Mudbound review: A major awards contender, Dee Rees’ stunning adaptation of the 2008 novel by Hilary Jordan arrives on Netflix.
Mudbound review by Orestes Adam.
Dee Rees’s Mudbound, based on the 2008 novel by Hilary Jordan, is astoundingly ambitious to say the very least. Six distinct voiceover narrations tell the story of two families (one black, one white) in 1940s rural Mississippi as the film simultaneously depicts the struggles of two WWII soldiers, one on land and the other in the sky. Mudbound’s most remarkable feat, aside from its gorgeously composed landscape and arresting performances, is its ability to balance its characterization as it sporadically cuts from not only six different perspectives but also three distinct settings, all of which inevitably converge into mud.
Related: Watch the trailer for Netflix’s Mudbound
Mudbound opens with brothers Henry (Jason Clarke) and Jamie (Garrett Hedlund) McAllan as they bury their father amidst a rainstorm. After discovering the land they are burying to be a former slave’s grave, the pair take their father’s corpse into town where they witness a traumatized Hap Jackson (Rob Morgan) passing through with his family and ask him to help them. The tension is visible between them and the viewer is already bursting with questions. The film flashbacks to the complex relationship these two families share. Having been scammed into buying a luxurious home that was never for sale to begin with, Henry and his wife Laura (Carey Mulligan), along with their two children and openly racist father Pappy (Jonathan Banks), are forced to share the same land that the impoverished Jacksons (the black tenders of Henry’s farm) reside on. While Hap and his wife Florence (Mary J. Blige) are aware of their necessary subservience to the socially superior McAllan’s, complications deepen upon the return of war veterans Jamie and Ronsel Jackson (Jason Mitchell), and the friendship they form as a result of their shared experiences, much to the chagrin of the town’s traditionalists, Henry and Pappy included.
An argument can be made against the film for refraining from introducing its central relationship (that of Jamie and Ronsel’s) until beyond it’s halfway point, but in the time it takes for the veterans to return home, Dee Rees paints an intimate portrayal of the downtrodden community the characters embody, exploring the landscape, class structures and racial paradigms that exist as holistically as its 135-minute runtime allows. Much of this social commentary is channeled through the characters’ relationship with the land the families share. This land that Henry views as a constant reminder of his failure is the same land that Hap views as a treasurable sign of progress and achievement, his ancestors having never owned land themselves. The dynamic between these two relies entirely on Clarke and Morgan’s performances, which perfectly illustrates the racial hierarchy that they all but directly address.
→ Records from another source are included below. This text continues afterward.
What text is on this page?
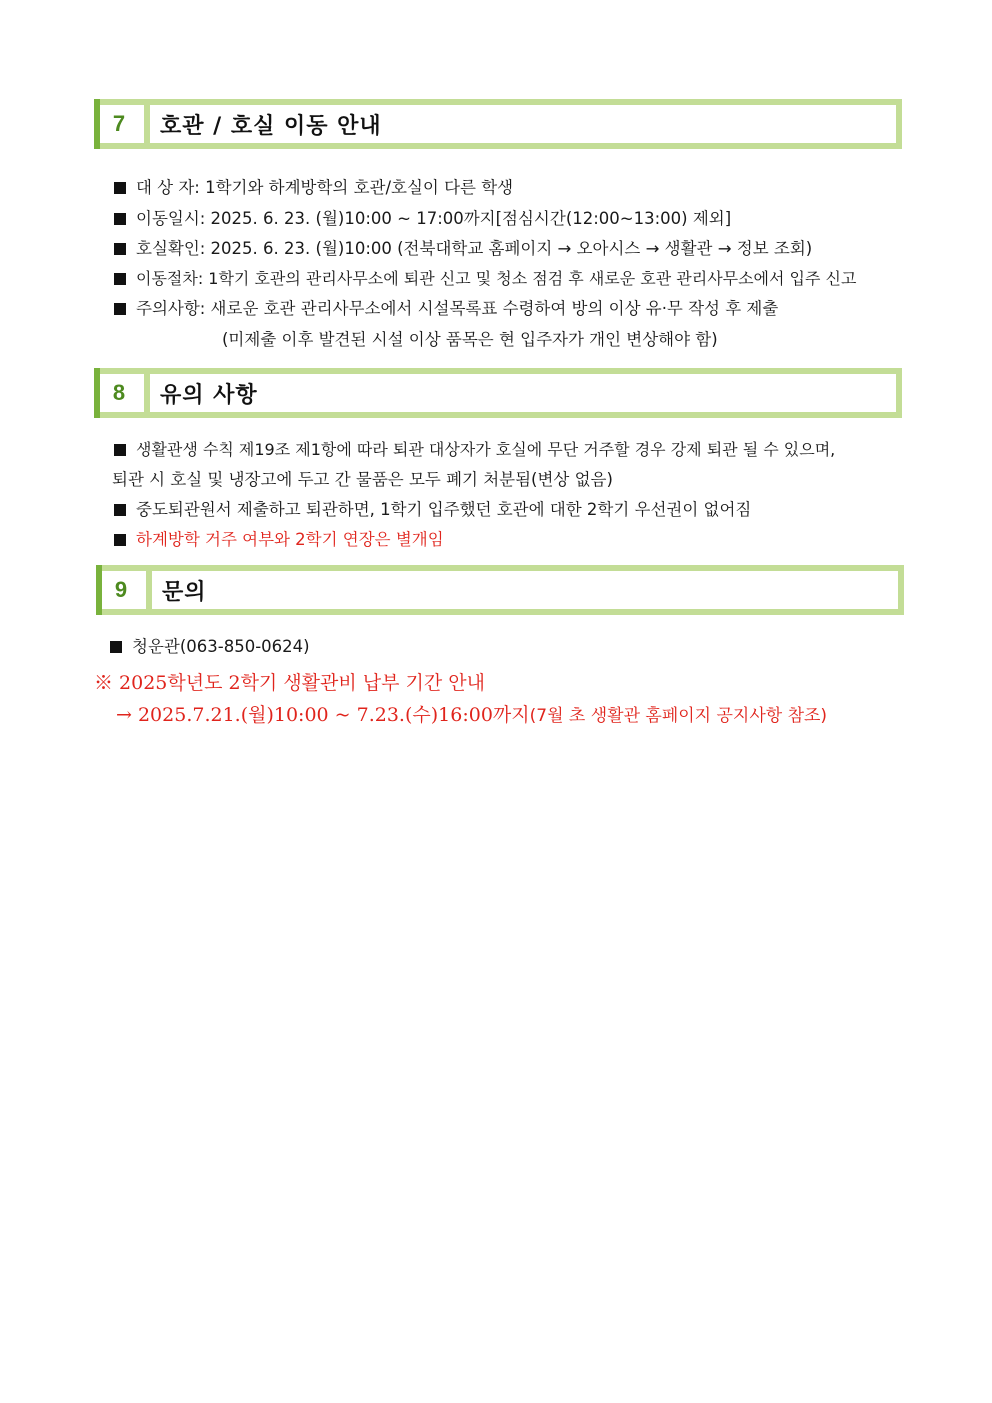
7	호관 / 호실 이동 안내
대 상 자: 1학기와 하계방학의 호관/호실이 다른 학생
이동일시: 2025. 6. 23. (월)10:00 ~ 17:00까지[점심시간(12:00~13:00) 제외]
호실확인: 2025. 6. 23. (월)10:00 (전북대학교 홈페이지 → 오아시스 → 생활관 → 정보 조회)
이동절차: 1학기 호관의 관리사무소에 퇴관 신고 및 청소 점검 후 새로운 호관 관리사무소에서 입주 신고
주의사항: 새로운 호관 관리사무소에서 시설목록표 수령하여 방의 이상 유·무 작성 후 제출
(미제출 이후 발견된 시설 이상 품목은 현 입주자가 개인 변상해야 함)
8	유의 사항
생활관생 수칙 제19조 제1항에 따라 퇴관 대상자가 호실에 무단 거주할 경우 강제 퇴관 될 수 있으며,
퇴관 시 호실 및 냉장고에 두고 간 물품은 모두 폐기 처분됨(변상 없음)
중도퇴관원서 제출하고 퇴관하면, 1학기 입주했던 호관에 대한 2학기 우선권이 없어짐
하계방학 거주 여부와 2학기 연장은 별개임
9	문의
청운관(063-850-0624)
※ 2025학년도 2학기 생활관비 납부 기간 안내
→ 2025.7.21.(월)10:00 ~ 7.23.(수)16:00까지(7월 초 생활관 홈페이지 공지사항 참조)
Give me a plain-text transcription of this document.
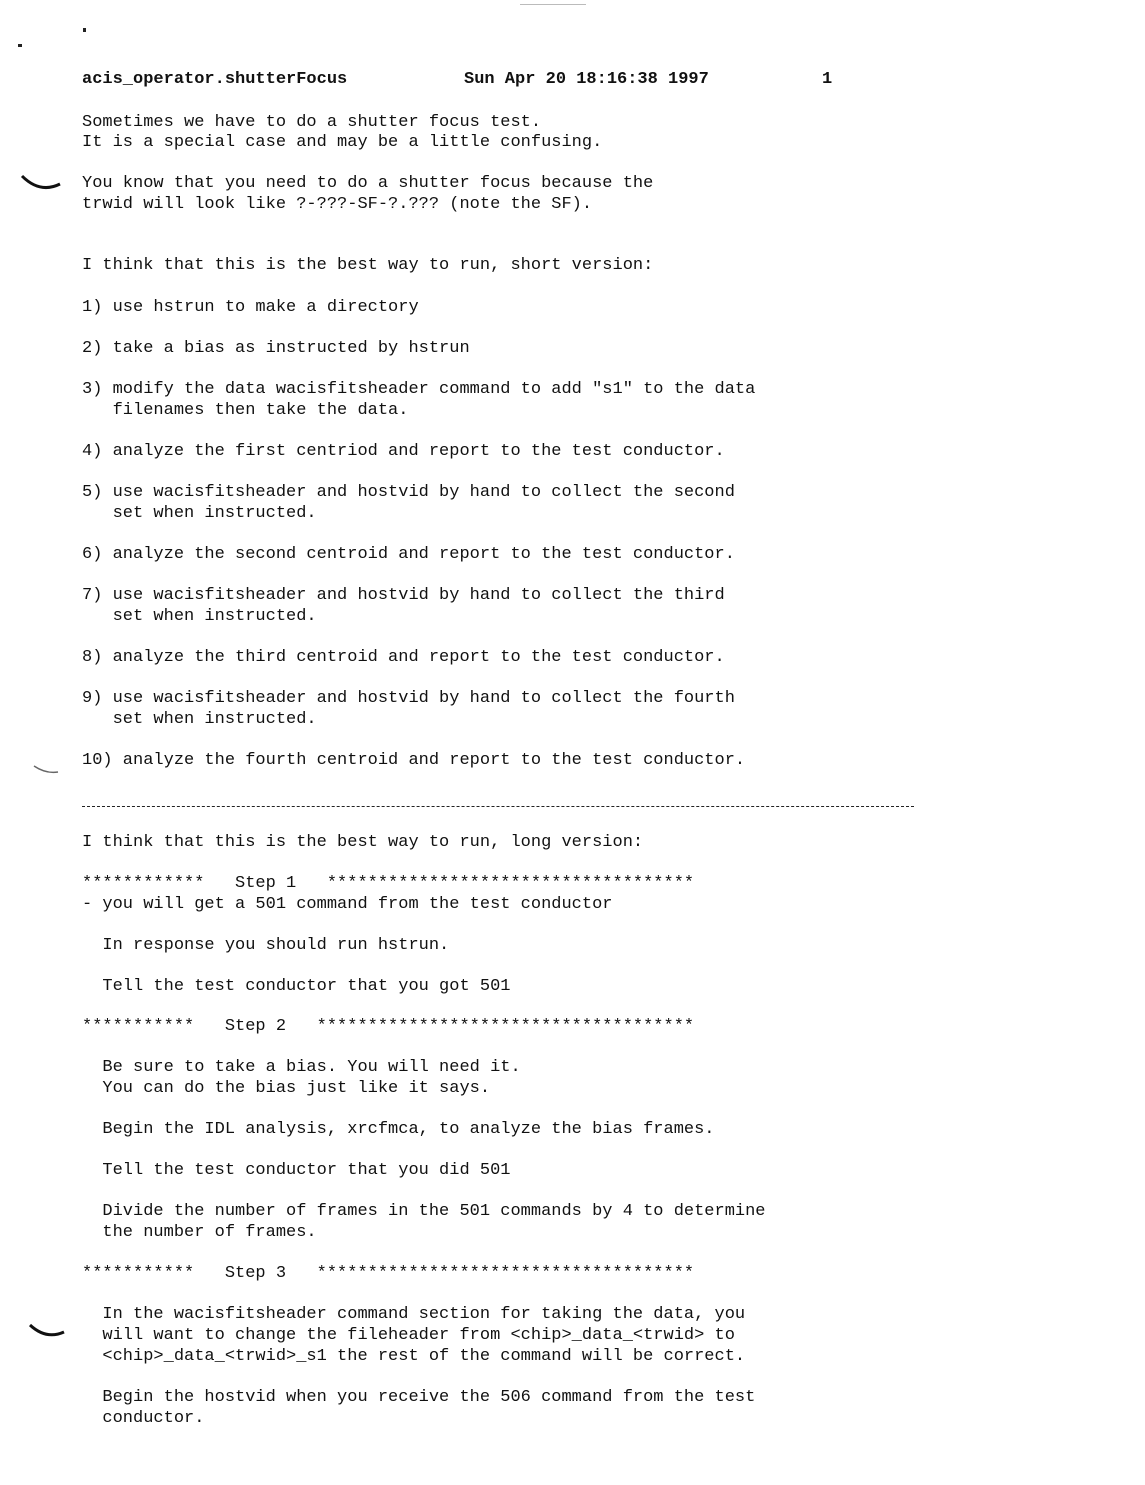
acis_operator.shutterFocus	Sun Apr 20 18:16:38 1997	1
Sometimes we have to do a shutter focus test.
It is a special case and may be a little confusing.
You know that you need to do a shutter focus because the
trwid will look like ?-???-SF-?.??? (note the SF).
I think that this is the best way to run, short version:
1) use hstrun to make a directory
2) take a bias as instructed by hstrun
3) modify the data wacisfitsheader command to add "s1" to the data
filenames then take the data.
4) analyze the first centriod and report to the test conductor.
5) use wacisfitsheader and hostvid by hand to collect the second
set when instructed.
6) analyze the second centroid and report to the test conductor.
7) use wacisfitsheader and hostvid by hand to collect the third
set when instructed.
8) analyze the third centroid and report to the test conductor.
9) use wacisfitsheader and hostvid by hand to collect the fourth
set when instructed.
10) analyze the fourth centroid and report to the test conductor.
I think that this is the best way to run, long version:
************   Step 1   ************************************
- you will get a 501 command from the test conductor
In response you should run hstrun.
Tell the test conductor that you got 501
***********   Step 2   *************************************
Be sure to take a bias. You will need it.
You can do the bias just like it says.
Begin the IDL analysis, xrcfmca, to analyze the bias frames.
Tell the test conductor that you did 501
Divide the number of frames in the 501 commands by 4 to determine
the number of frames.
***********   Step 3   *************************************
In the wacisfitsheader command section for taking the data, you
will want to change the fileheader from <chip>_data_<trwid> to
<chip>_data_<trwid>_s1 the rest of the command will be correct.
Begin the hostvid when you receive the 506 command from the test
conductor.
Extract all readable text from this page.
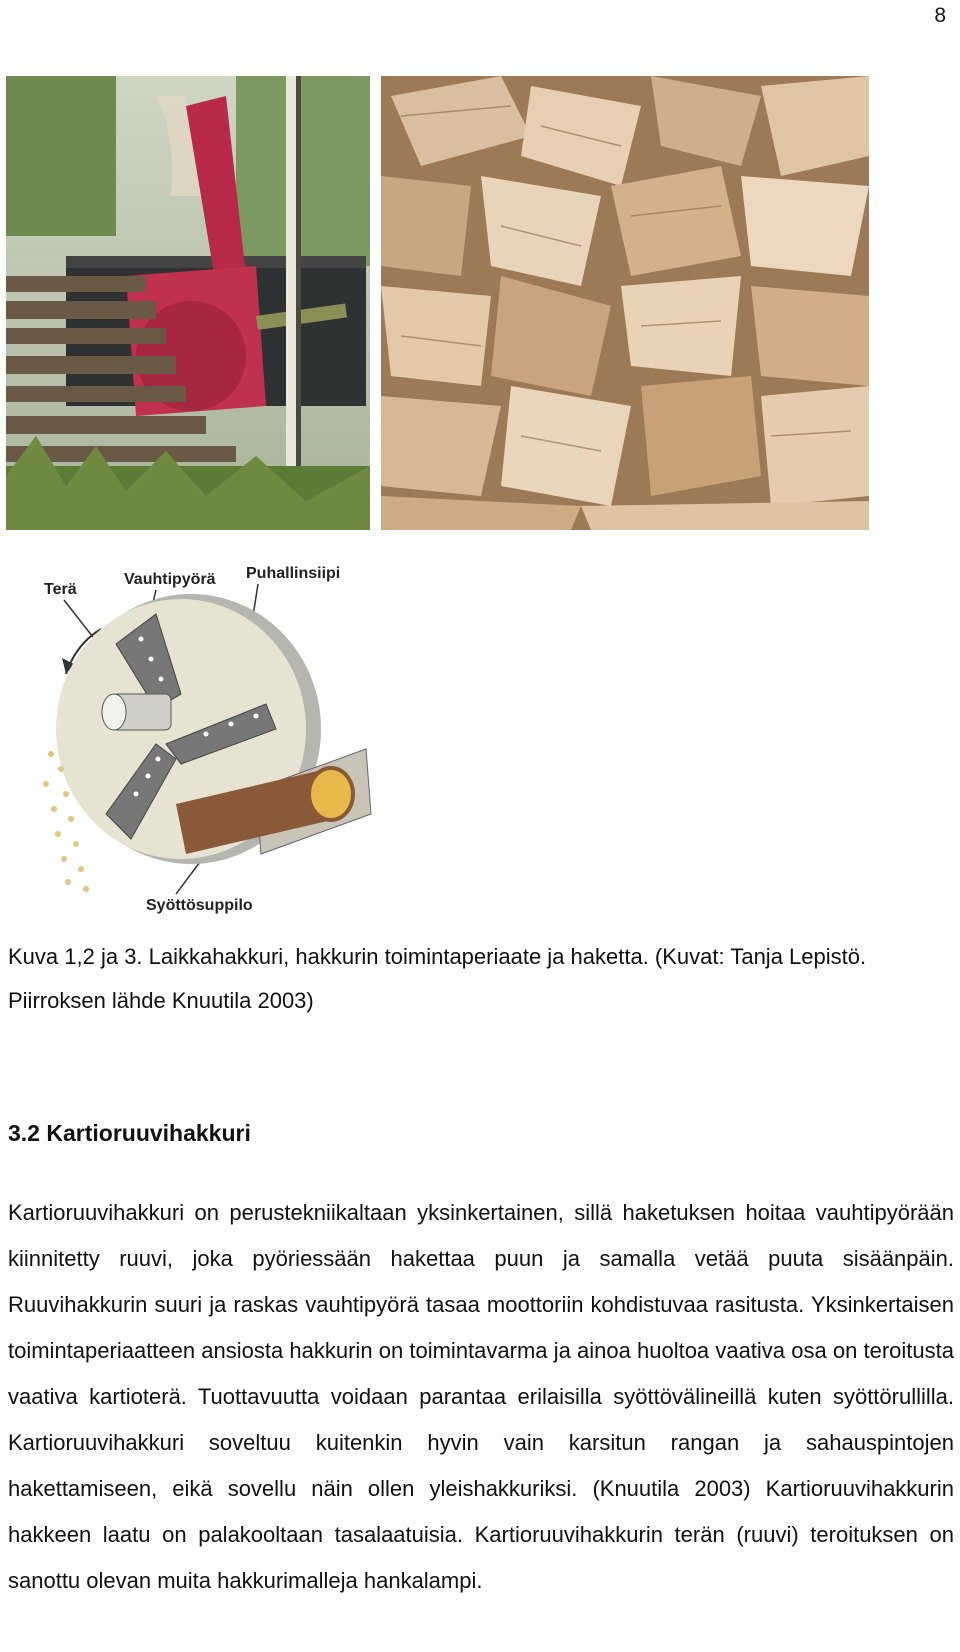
8
Terä
Vauhtipyörä Puhallinsiipi
Syöttösuppilo

Kuva 1,2 ja 3. Laikkahakkuri, hakkurin toimintaperiaate ja haketta. (Kuvat: Tanja Lepistö. Piirroksen lähde Knuutila 2003)

3.2 Kartioruuvihakkuri

Kartioruuvihakkuri on perustekniikaltaan yksinkertainen, sillä haketuksen hoitaa vauhtipyörään kiinnitetty ruuvi, joka pyöriessään hakettaa puun ja samalla vetää puuta sisäänpäin. Ruuvihakkurin suuri ja raskas vauhtipyörä tasaa moottoriin kohdistuvaa rasitusta. Yksinkertaisen toimintaperiaatteen ansiosta hakkurin on toimintavarma ja ainoa huoltoa vaativa osa on teroitusta vaativa kartioterä. Tuottavuutta voidaan parantaa erilaisilla syöttövälineillä kuten syöttörullilla. Kartioruuvihakkuri soveltuu kuitenkin hyvin vain karsitun rangan ja sahauspintojen hakettamiseen, eikä sovellu näin ollen yleishakkuriksi. (Knuutila 2003) Kartioruuvihakkurin hakkeen laatu on palakooltaan tasalaatuisia. Kartioruuvihakkurin terän (ruuvi) teroituksen on sanottu olevan muita hakkurimalleja hankalampi.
Henry interrupts Hap from time with his family with what sounds like a polite request to perform a certain task, though is clearly a command, while Hap carries out his work with unwavering pride for the hope that things will change.
Too much praise can be directed at these actors for expertly conveying the complexities of each character. Mary J. Blige is unrecognizable and riveting as Florence; while Carey Mulligan externally portrays an obedient housewife, though internally proves that she is willing to break society’s rules to do what is right. Similarly, Garret Hedlund is a fallen angel, a James Dean-type superstar war hero whose PTSD is slowly destroying him, while Jason Mitchell is the perfect son, polite and friendly, yet empty and in need of something more whilst confined in the Deep South. The war that these men survive is the very escape that they long for, particularly for Ronsel who remains frustrated by the fact that the people of the era only forgo their racial differences and are forced to actually progress in wartime.
Beyond the deeply detailed performances and brilliant characterization, it is a testament to cinematographer Rachel Morrison’s skill that mud has never looked so stunning on film. In spite of being a Netflix release, Mudbound begs for the cinematic experience, refusing to hold back on quality in spite of its viewing platform. Morrison captures a land that has the potential to be so beautiful, yet remains empty and barren, just like the community that inhabits it. In addition, editor Mako Kamitsuna commits to the painstaking task of structuring a film of this scope, cutting from dogfights to tank scenes to domestic struggles to wartime romances and then some. All of this is finessed by Dee Rees’s tight directorial control that manages to allow its story to unfold like a novel, though in true cinematic fashion. Like a tale told in the spirit of a progressive John Steinbeck or Mark Twain, Dee Rees’s Mudbound is worth the price of a Netflix subscription alone.
Mudbound review by Orestes Adam, November 2017.
Mudbound is now streaming on Netflix.